JUST 'CAUSE I'M SHORT DOESN'T MEAN I CAN'T SEE THE BOARD FROM THE BACK OF THE ROOM!

Yeah. So, I'm just going to pay attention now. I don't want to get in trouble for not listening.

~xoxox~

Date: August 31, 2010

Mood: Don't make me go to school. Please. I'm too tired.

I'm in the library. I couldn't write on the bus to save my life. This morning, when I got on, all the seats were taken. And I couldn't get anyone to scoot over, so when someone FINALLY did, it was still only enough room for less than half of me.

And I'm tiny.

So I was suffering with trying to keep from falling onto the disgusting floor of the bus this morning. Fun.

...I wish there was someone to talk too. I'm bored, and I'm too tired to get up and look for a book to read. Screw the homework I didn't do.

~xoxox~

Some queen just sat next to me. Her name is Jade, and she's really pretty. She wants to be on the cheerleading team. I told her I hoped she would make it. She said she liked my socks.

I have awesome socks. They're gray argile. I wore my black Mary-Jane-like shoes with them. I smiled at her.

I think I'm going to be friends with Jade. I'll invite her to eat lunch with us tomorrow. It also turns out she's in my Literature class. She also let me copy the homework that I didn't do. I let her copy the Pre-Calc notes she didn't get in her hour. I think she'll be a cheerleader that isn't a bitch. (I curse. Sometimes. When I'm tired. Like now.)

~xoxox~

My mom picked me up in carline today. I didn't have to ride the stupid smelly bus. The only downfall to this genius is that I have to listen to my mom ramble. She does that 'cause she doesn't like silence.
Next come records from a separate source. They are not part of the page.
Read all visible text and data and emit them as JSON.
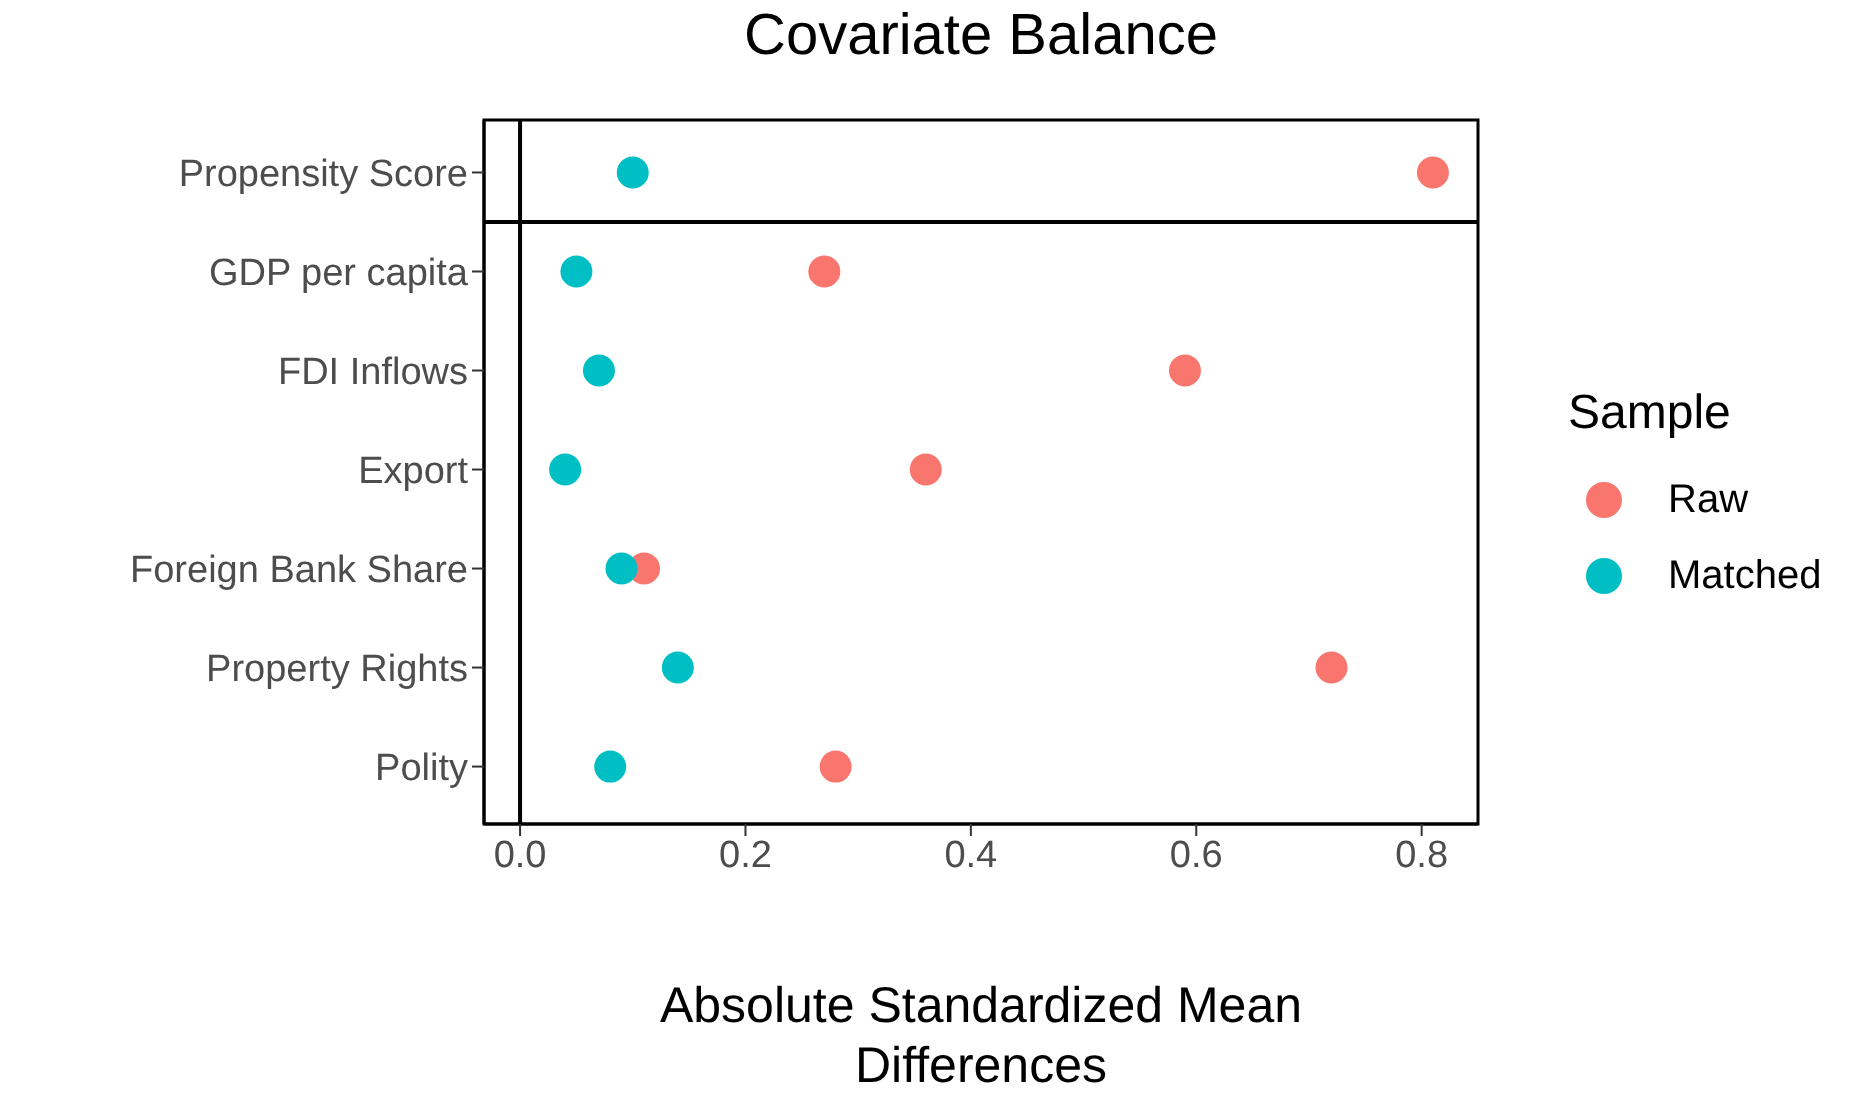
{
  "chart_data": {
    "type": "scatter",
    "title": "Covariate Balance",
    "xlabel": "Absolute Standardized Mean Differences",
    "legend_title": "Sample",
    "orientation": "horizontal",
    "categories": [
      "Propensity Score",
      "GDP per capita",
      "FDI Inflows",
      "Export",
      "Foreign Bank Share",
      "Property Rights",
      "Polity"
    ],
    "series": [
      {
        "name": "Raw",
        "color": "#f8766d",
        "values": [
          0.81,
          0.27,
          0.59,
          0.36,
          0.11,
          0.72,
          0.28
        ]
      },
      {
        "name": "Matched",
        "color": "#00bfc4",
        "values": [
          0.1,
          0.05,
          0.07,
          0.04,
          0.09,
          0.14,
          0.08
        ]
      }
    ],
    "xlim": [
      -0.032,
      0.85
    ],
    "xticks": [
      {
        "value": 0,
        "label": "0.0"
      },
      {
        "value": 0.2,
        "label": "0.2"
      },
      {
        "value": 0.4,
        "label": "0.4"
      },
      {
        "value": 0.6,
        "label": "0.6"
      },
      {
        "value": 0.8,
        "label": "0.8"
      }
    ],
    "ref_lines": [
      {
        "axis": "x",
        "value": 0,
        "color": "#000000"
      }
    ],
    "legend": "right",
    "marker": "circle"
  }
}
I found Victoria's diary in the French classroom. It was on the floor, and I wouldn't have seen it if I hadn't slipped and landed with my nose on it. I found out why she wore a bra on top of her shirt today. Also, I didn't realize she cursed so much. Maybe I would have if I had been listening with the evil math teacher read it out loud. Or maybe she just didn't say the cuss words. I don't know.

I found out that I'm very klutzy today. I couldn't stay on my feet. Slipping, tripping, falling, bumping, dropping. And when I dropped my book bag, all the millions of forms they give us on the first day flew everywhere. It took forever to get them all back, and it made me late to first hour. The teacher was just like, "It's fine, Jemima," and shooed me to my seat. In the first row.

...I hate being short.


(A/N): I did this because rawrrkitty and Nekosoda are awesome, and I'm one of their silent readers that reviews every once in a while. I need to review more often, 'cause their both really good writers.

But I claim Jemima. I haven't written about her since For Good, and that was a while ago.